PITTSFIELD, Mass.—It’s not every day the Berkshire Museum’s mummy, Pahat, gets his coffin opened up to be studied.
“It’s completely surreal,” Philip Williams said, one of the researchers at the museum on Monday. “I grew up in Pittsfield, I grew up seeing Pahat in the museum, so being able to work with it, it’s really interesting to me.”
Williams, a rising junior at Castleton University in Vermont, spent Monday morning doing a 3D scan of the over 2,000-year-old mummy, combing over every inch with a handheld 3D scanner.
“What the scanner is doing is it’s taking about 40 to 60 photos per minute,” Williams said. “And it shoots out a laser which it uses to collect data back to get distance, and then it combines that distance with the photo to kinds of place all these images across each other.”
This was the first time the coffin has been opened in more than a decade. Collections experience manager Jason Vivori said they’ve been able to learn a lot about Pahat, who was a high-ranking priest, thanks to lots of research over the years.
“Three different Egyptologists have looked at the text on the coffin lid and the coffin in general,” Vivori said. “He’s had three sets of CAT scans, and a set of x-rays, so he has been studied pretty heavily.”

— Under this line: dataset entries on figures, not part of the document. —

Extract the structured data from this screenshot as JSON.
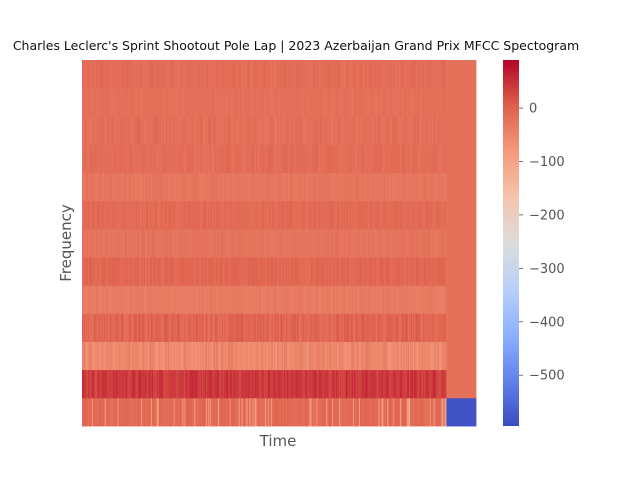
{
  "chart_data": {
    "type": "heatmap",
    "title": "Charles Leclerc's Sprint Shootout Pole Lap | 2023 Azerbaijan Grand Prix MFCC Spectogram",
    "xlabel": "Time",
    "ylabel": "Frequency",
    "colormap": "coolwarm",
    "colorbar": {
      "min": -595,
      "max": 90,
      "ticks": [
        0,
        -100,
        -200,
        -300,
        -400,
        -500
      ],
      "tick_labels": [
        "0",
        "−100",
        "−200",
        "−300",
        "−400",
        "−500"
      ]
    },
    "n_time_frames": 400,
    "active_frames": 370,
    "rows": [
      {
        "coefficient": 1,
        "mean": -10,
        "variation": 12,
        "trailing": -585
      },
      {
        "coefficient": 2,
        "mean": 40,
        "variation": 18,
        "trailing": -20
      },
      {
        "coefficient": 3,
        "mean": -55,
        "variation": 20,
        "trailing": -20
      },
      {
        "coefficient": 4,
        "mean": -5,
        "variation": 18,
        "trailing": -20
      },
      {
        "coefficient": 5,
        "mean": -35,
        "variation": 8,
        "trailing": -20
      },
      {
        "coefficient": 6,
        "mean": -8,
        "variation": 12,
        "trailing": -20
      },
      {
        "coefficient": 7,
        "mean": -25,
        "variation": 8,
        "trailing": -20
      },
      {
        "coefficient": 8,
        "mean": -12,
        "variation": 10,
        "trailing": -20
      },
      {
        "coefficient": 9,
        "mean": -28,
        "variation": 8,
        "trailing": -20
      },
      {
        "coefficient": 10,
        "mean": -15,
        "variation": 10,
        "trailing": -20
      },
      {
        "coefficient": 11,
        "mean": -18,
        "variation": 12,
        "trailing": -20
      },
      {
        "coefficient": 12,
        "mean": -20,
        "variation": 6,
        "trailing": -20
      },
      {
        "coefficient": 13,
        "mean": -15,
        "variation": 10,
        "trailing": -20
      }
    ]
  }
}
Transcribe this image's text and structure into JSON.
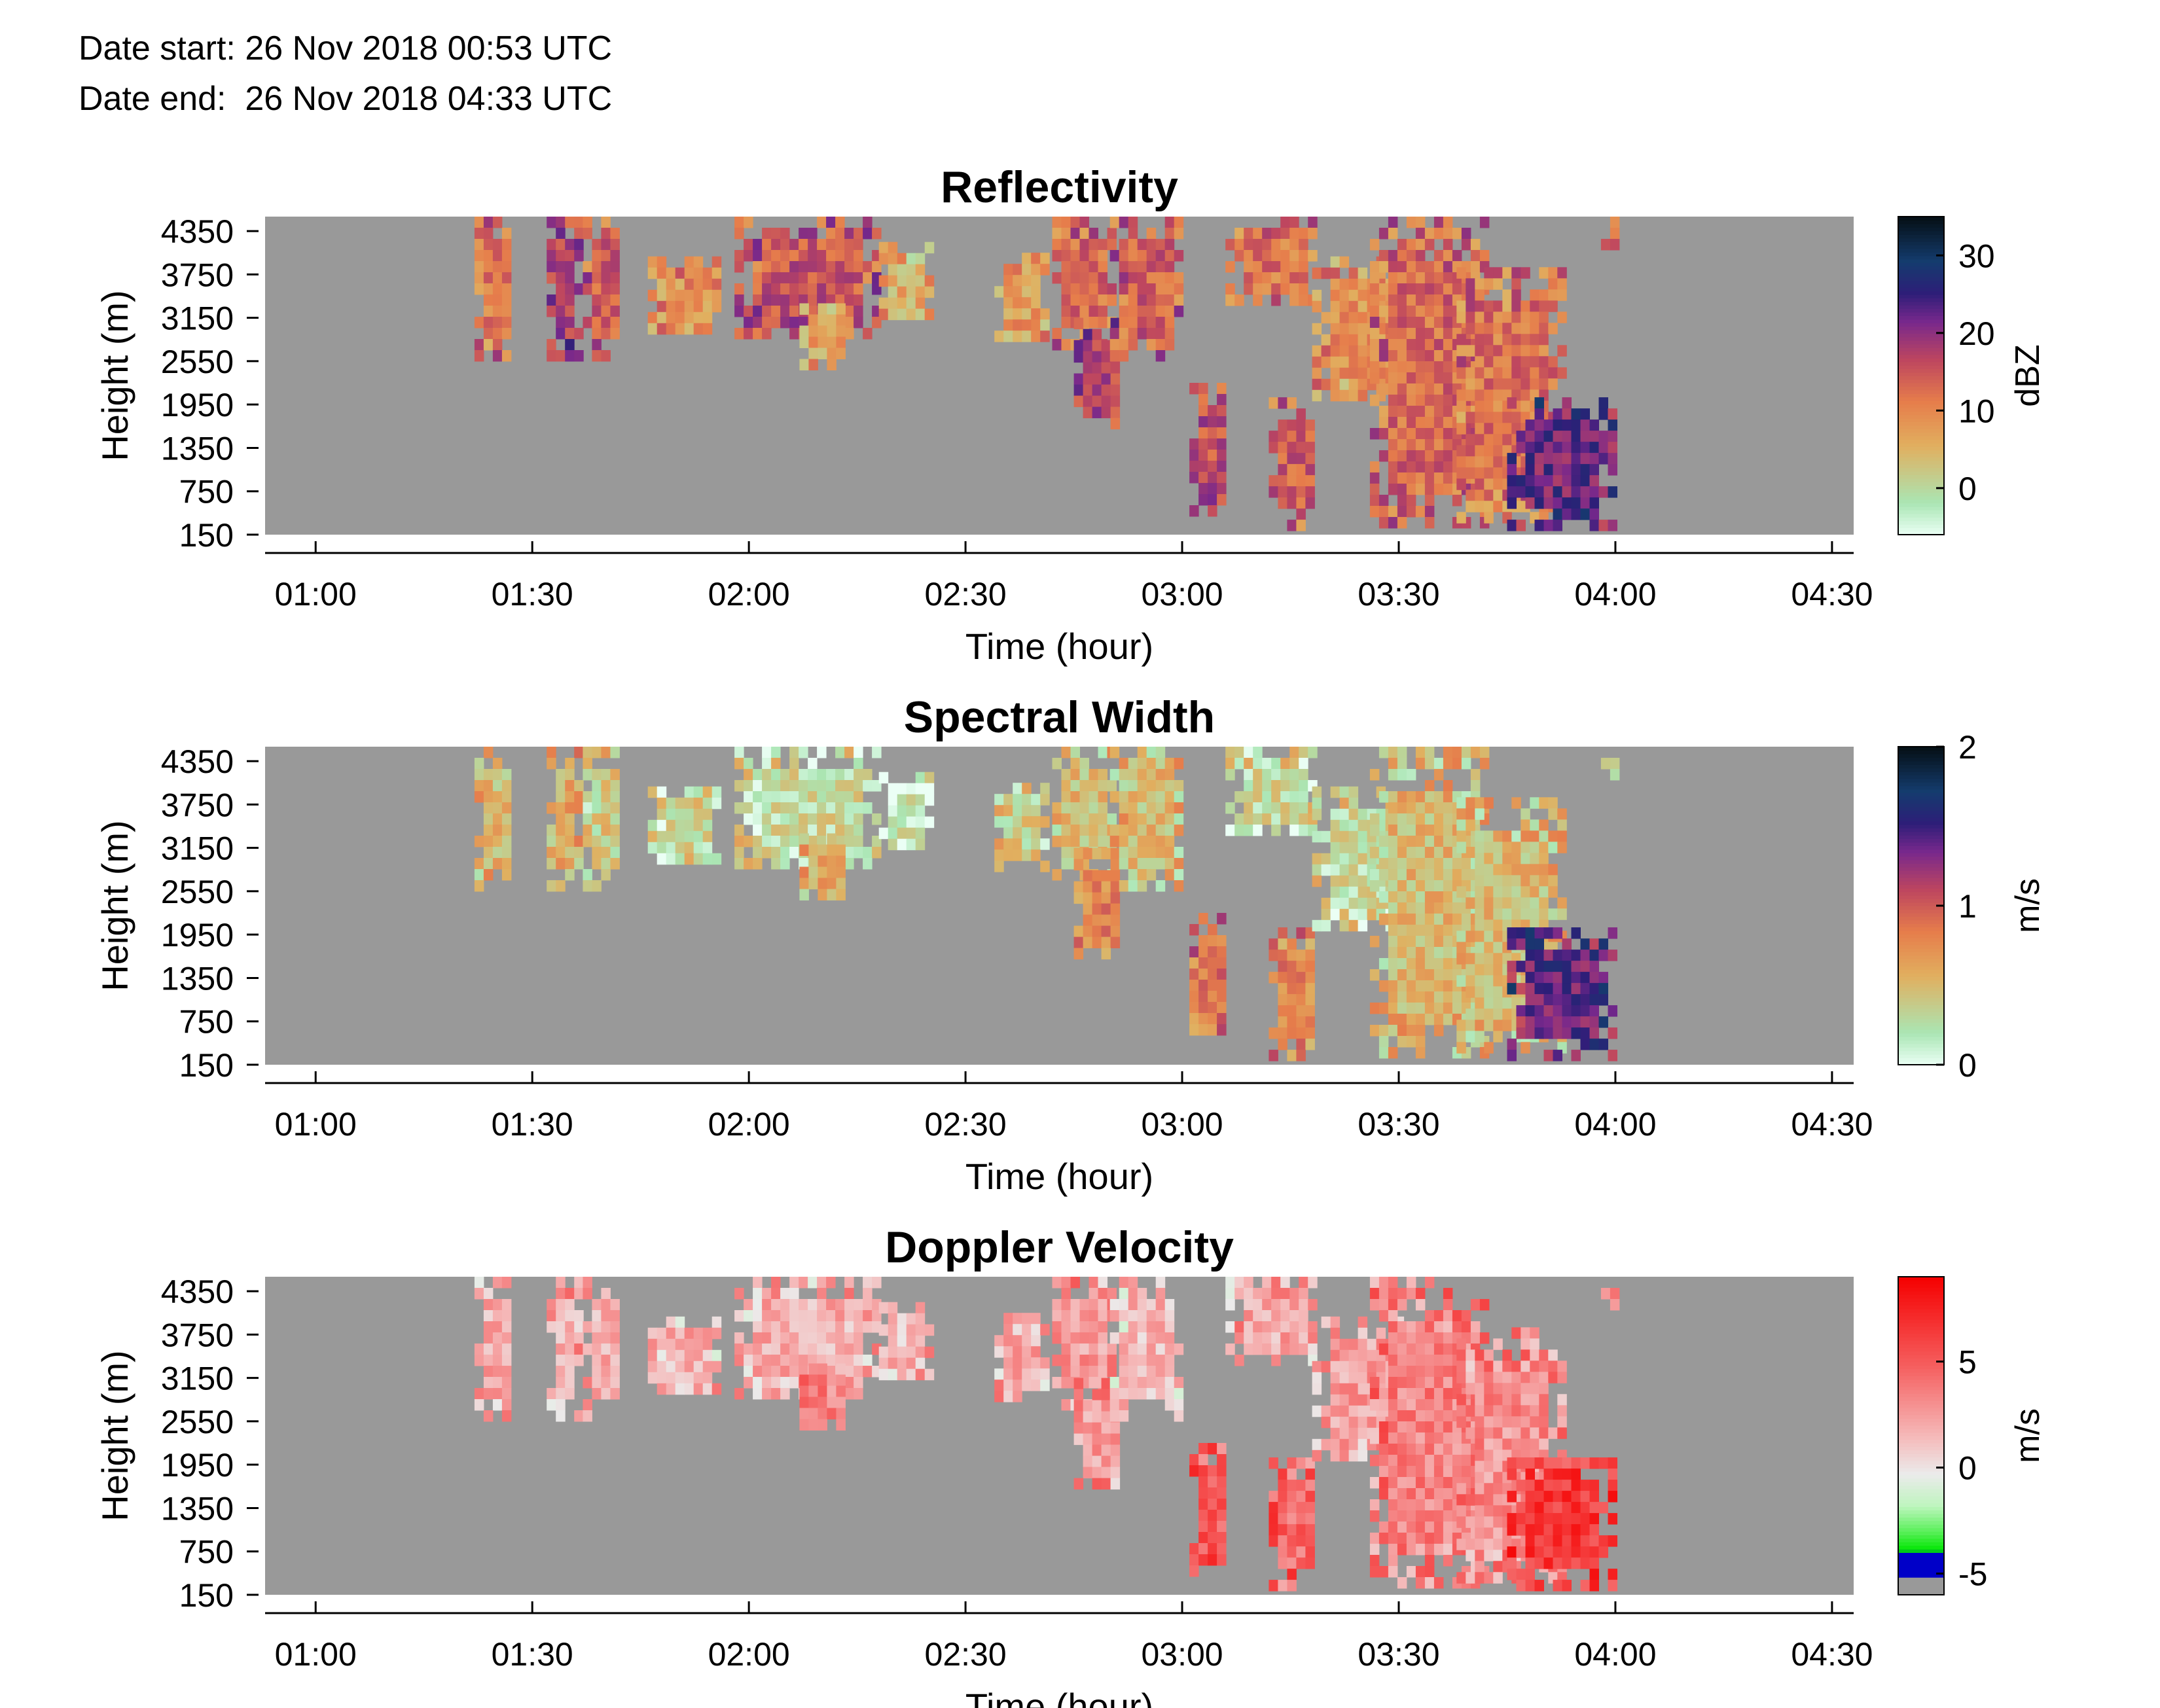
{
  "header": {
    "date_start": "Date start: 26 Nov 2018 00:53 UTC",
    "date_end": "Date end:  26 Nov 2018 04:33 UTC"
  },
  "chart_data": [
    {
      "type": "heatmap",
      "title": "Reflectivity",
      "xlabel": "Time (hour)",
      "ylabel": "Height (m)",
      "x_ticks": [
        "01:00",
        "01:30",
        "02:00",
        "02:30",
        "03:00",
        "03:30",
        "04:00",
        "04:30"
      ],
      "y_ticks": [
        "150",
        "750",
        "1350",
        "1950",
        "2550",
        "3150",
        "3750",
        "4350"
      ],
      "xlim": [
        "00:53",
        "04:33"
      ],
      "ylim": [
        150,
        4550
      ],
      "colorbar": {
        "label": "dBZ",
        "ticks": [
          "0",
          "10",
          "20",
          "30"
        ],
        "tick_values": [
          0,
          10,
          20,
          30
        ],
        "range": [
          -6,
          35
        ],
        "colormap": "reflectivity"
      },
      "background_color": "#999999",
      "echoes": [
        {
          "t0": "01:22",
          "t1": "01:27",
          "h0": 2650,
          "h1": 4550,
          "value": 12
        },
        {
          "t0": "01:32",
          "t1": "01:36",
          "h0": 2700,
          "h1": 4550,
          "value": 18
        },
        {
          "t0": "01:37",
          "t1": "01:42",
          "h0": 2700,
          "h1": 4550,
          "value": 14
        },
        {
          "t0": "01:46",
          "t1": "01:56",
          "h0": 2950,
          "h1": 4000,
          "value": 9
        },
        {
          "t0": "01:58",
          "t1": "02:18",
          "h0": 2950,
          "h1": 4550,
          "value": 15
        },
        {
          "t0": "02:07",
          "t1": "02:13",
          "h0": 2550,
          "h1": 3350,
          "value": 7
        },
        {
          "t0": "02:18",
          "t1": "02:25",
          "h0": 3150,
          "h1": 4200,
          "value": 6
        },
        {
          "t0": "02:34",
          "t1": "02:41",
          "h0": 2950,
          "h1": 4050,
          "value": 8
        },
        {
          "t0": "02:42",
          "t1": "02:50",
          "h0": 2850,
          "h1": 4550,
          "value": 13
        },
        {
          "t0": "02:45",
          "t1": "02:51",
          "h0": 1650,
          "h1": 3150,
          "value": 17
        },
        {
          "t0": "02:50",
          "t1": "03:00",
          "h0": 2650,
          "h1": 4550,
          "value": 14
        },
        {
          "t0": "03:01",
          "t1": "03:06",
          "h0": 450,
          "h1": 2250,
          "value": 16
        },
        {
          "t0": "03:06",
          "t1": "03:18",
          "h0": 3350,
          "h1": 4550,
          "value": 12
        },
        {
          "t0": "03:12",
          "t1": "03:18",
          "h0": 350,
          "h1": 2050,
          "value": 14
        },
        {
          "t0": "03:18",
          "t1": "03:30",
          "h0": 2050,
          "h1": 4000,
          "value": 9
        },
        {
          "t0": "03:26",
          "t1": "03:42",
          "h0": 350,
          "h1": 4550,
          "value": 13
        },
        {
          "t0": "03:38",
          "t1": "03:52",
          "h0": 350,
          "h1": 3850,
          "value": 12
        },
        {
          "t0": "03:45",
          "t1": "03:59",
          "h0": 350,
          "h1": 2050,
          "value": 22
        },
        {
          "t0": "03:58",
          "t1": "04:00",
          "h0": 4100,
          "h1": 4550,
          "value": 12
        }
      ]
    },
    {
      "type": "heatmap",
      "title": "Spectral Width",
      "xlabel": "Time (hour)",
      "ylabel": "Height (m)",
      "x_ticks": [
        "01:00",
        "01:30",
        "02:00",
        "02:30",
        "03:00",
        "03:30",
        "04:00",
        "04:30"
      ],
      "y_ticks": [
        "150",
        "750",
        "1350",
        "1950",
        "2550",
        "3150",
        "3750",
        "4350"
      ],
      "xlim": [
        "00:53",
        "04:33"
      ],
      "ylim": [
        150,
        4550
      ],
      "colorbar": {
        "label": "m/s",
        "ticks": [
          "0",
          "1",
          "2"
        ],
        "tick_values": [
          0,
          1,
          2
        ],
        "range": [
          0,
          2
        ],
        "colormap": "reflectivity"
      },
      "background_color": "#999999",
      "echoes": [
        {
          "t0": "01:22",
          "t1": "01:27",
          "h0": 2650,
          "h1": 4550,
          "value": 0.5
        },
        {
          "t0": "01:32",
          "t1": "01:36",
          "h0": 2700,
          "h1": 4550,
          "value": 0.6
        },
        {
          "t0": "01:37",
          "t1": "01:42",
          "h0": 2700,
          "h1": 4550,
          "value": 0.4
        },
        {
          "t0": "01:46",
          "t1": "01:56",
          "h0": 2950,
          "h1": 4000,
          "value": 0.3
        },
        {
          "t0": "01:58",
          "t1": "02:18",
          "h0": 2950,
          "h1": 4550,
          "value": 0.3
        },
        {
          "t0": "02:07",
          "t1": "02:13",
          "h0": 2550,
          "h1": 3350,
          "value": 0.6
        },
        {
          "t0": "02:18",
          "t1": "02:25",
          "h0": 3150,
          "h1": 4200,
          "value": 0.2
        },
        {
          "t0": "02:34",
          "t1": "02:41",
          "h0": 2950,
          "h1": 4050,
          "value": 0.4
        },
        {
          "t0": "02:42",
          "t1": "02:50",
          "h0": 2850,
          "h1": 4550,
          "value": 0.5
        },
        {
          "t0": "02:45",
          "t1": "02:51",
          "h0": 1650,
          "h1": 3150,
          "value": 0.8
        },
        {
          "t0": "02:50",
          "t1": "03:00",
          "h0": 2650,
          "h1": 4550,
          "value": 0.5
        },
        {
          "t0": "03:01",
          "t1": "03:06",
          "h0": 450,
          "h1": 2250,
          "value": 0.9
        },
        {
          "t0": "03:06",
          "t1": "03:18",
          "h0": 3350,
          "h1": 4550,
          "value": 0.3
        },
        {
          "t0": "03:12",
          "t1": "03:18",
          "h0": 350,
          "h1": 2050,
          "value": 0.8
        },
        {
          "t0": "03:18",
          "t1": "03:30",
          "h0": 2050,
          "h1": 4000,
          "value": 0.3
        },
        {
          "t0": "03:26",
          "t1": "03:42",
          "h0": 350,
          "h1": 4550,
          "value": 0.5
        },
        {
          "t0": "03:38",
          "t1": "03:52",
          "h0": 350,
          "h1": 3850,
          "value": 0.5
        },
        {
          "t0": "03:45",
          "t1": "03:59",
          "h0": 350,
          "h1": 2050,
          "value": 1.4
        },
        {
          "t0": "03:58",
          "t1": "04:00",
          "h0": 4100,
          "h1": 4550,
          "value": 0.3
        }
      ]
    },
    {
      "type": "heatmap",
      "title": "Doppler Velocity",
      "xlabel": "Time (hour)",
      "ylabel": "Height (m)",
      "x_ticks": [
        "01:00",
        "01:30",
        "02:00",
        "02:30",
        "03:00",
        "03:30",
        "04:00",
        "04:30"
      ],
      "y_ticks": [
        "150",
        "750",
        "1350",
        "1950",
        "2550",
        "3150",
        "3750",
        "4350"
      ],
      "xlim": [
        "00:53",
        "04:33"
      ],
      "ylim": [
        150,
        4550
      ],
      "colorbar": {
        "label": "m/s",
        "ticks": [
          "-5",
          "0",
          "5"
        ],
        "tick_values": [
          -5,
          0,
          5
        ],
        "range": [
          -6,
          9
        ],
        "colormap": "doppler"
      },
      "background_color": "#999999",
      "echoes": [
        {
          "t0": "01:22",
          "t1": "01:27",
          "h0": 2650,
          "h1": 4550,
          "value": 2
        },
        {
          "t0": "01:32",
          "t1": "01:36",
          "h0": 2700,
          "h1": 4550,
          "value": 2
        },
        {
          "t0": "01:37",
          "t1": "01:42",
          "h0": 2700,
          "h1": 4550,
          "value": 2
        },
        {
          "t0": "01:46",
          "t1": "01:56",
          "h0": 2950,
          "h1": 4000,
          "value": 1.5
        },
        {
          "t0": "01:58",
          "t1": "02:18",
          "h0": 2950,
          "h1": 4550,
          "value": 1.8
        },
        {
          "t0": "02:07",
          "t1": "02:13",
          "h0": 2550,
          "h1": 3350,
          "value": 3.5
        },
        {
          "t0": "02:18",
          "t1": "02:25",
          "h0": 3150,
          "h1": 4200,
          "value": 1.5
        },
        {
          "t0": "02:34",
          "t1": "02:41",
          "h0": 2950,
          "h1": 4050,
          "value": 2
        },
        {
          "t0": "02:42",
          "t1": "02:50",
          "h0": 2850,
          "h1": 4550,
          "value": 2.5
        },
        {
          "t0": "02:45",
          "t1": "02:51",
          "h0": 1650,
          "h1": 3150,
          "value": 2.5
        },
        {
          "t0": "02:50",
          "t1": "03:00",
          "h0": 2650,
          "h1": 4550,
          "value": 1.5
        },
        {
          "t0": "03:01",
          "t1": "03:06",
          "h0": 450,
          "h1": 2250,
          "value": 5
        },
        {
          "t0": "03:06",
          "t1": "03:18",
          "h0": 3350,
          "h1": 4550,
          "value": 2
        },
        {
          "t0": "03:12",
          "t1": "03:18",
          "h0": 350,
          "h1": 2050,
          "value": 4.5
        },
        {
          "t0": "03:18",
          "t1": "03:30",
          "h0": 2050,
          "h1": 4000,
          "value": 2.5
        },
        {
          "t0": "03:26",
          "t1": "03:42",
          "h0": 350,
          "h1": 4550,
          "value": 3.5
        },
        {
          "t0": "03:38",
          "t1": "03:52",
          "h0": 350,
          "h1": 3850,
          "value": 3
        },
        {
          "t0": "03:45",
          "t1": "03:59",
          "h0": 350,
          "h1": 2050,
          "value": 6.5
        },
        {
          "t0": "03:58",
          "t1": "04:00",
          "h0": 4100,
          "h1": 4550,
          "value": 3
        }
      ]
    }
  ]
}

Monday’s scan will generate a 3D digital model of Pahat, which will be made available on the museum’s website for educators and researchers to access freely.
“It’s really hard for me to get everything opened up and just take pictures and have them be good,” Vivori said. “So to be able to just direct them to the website where we’ll have this information available and they can just study it themselves and manipulate the actual scan will be really cool and I’m sure great for them as well.”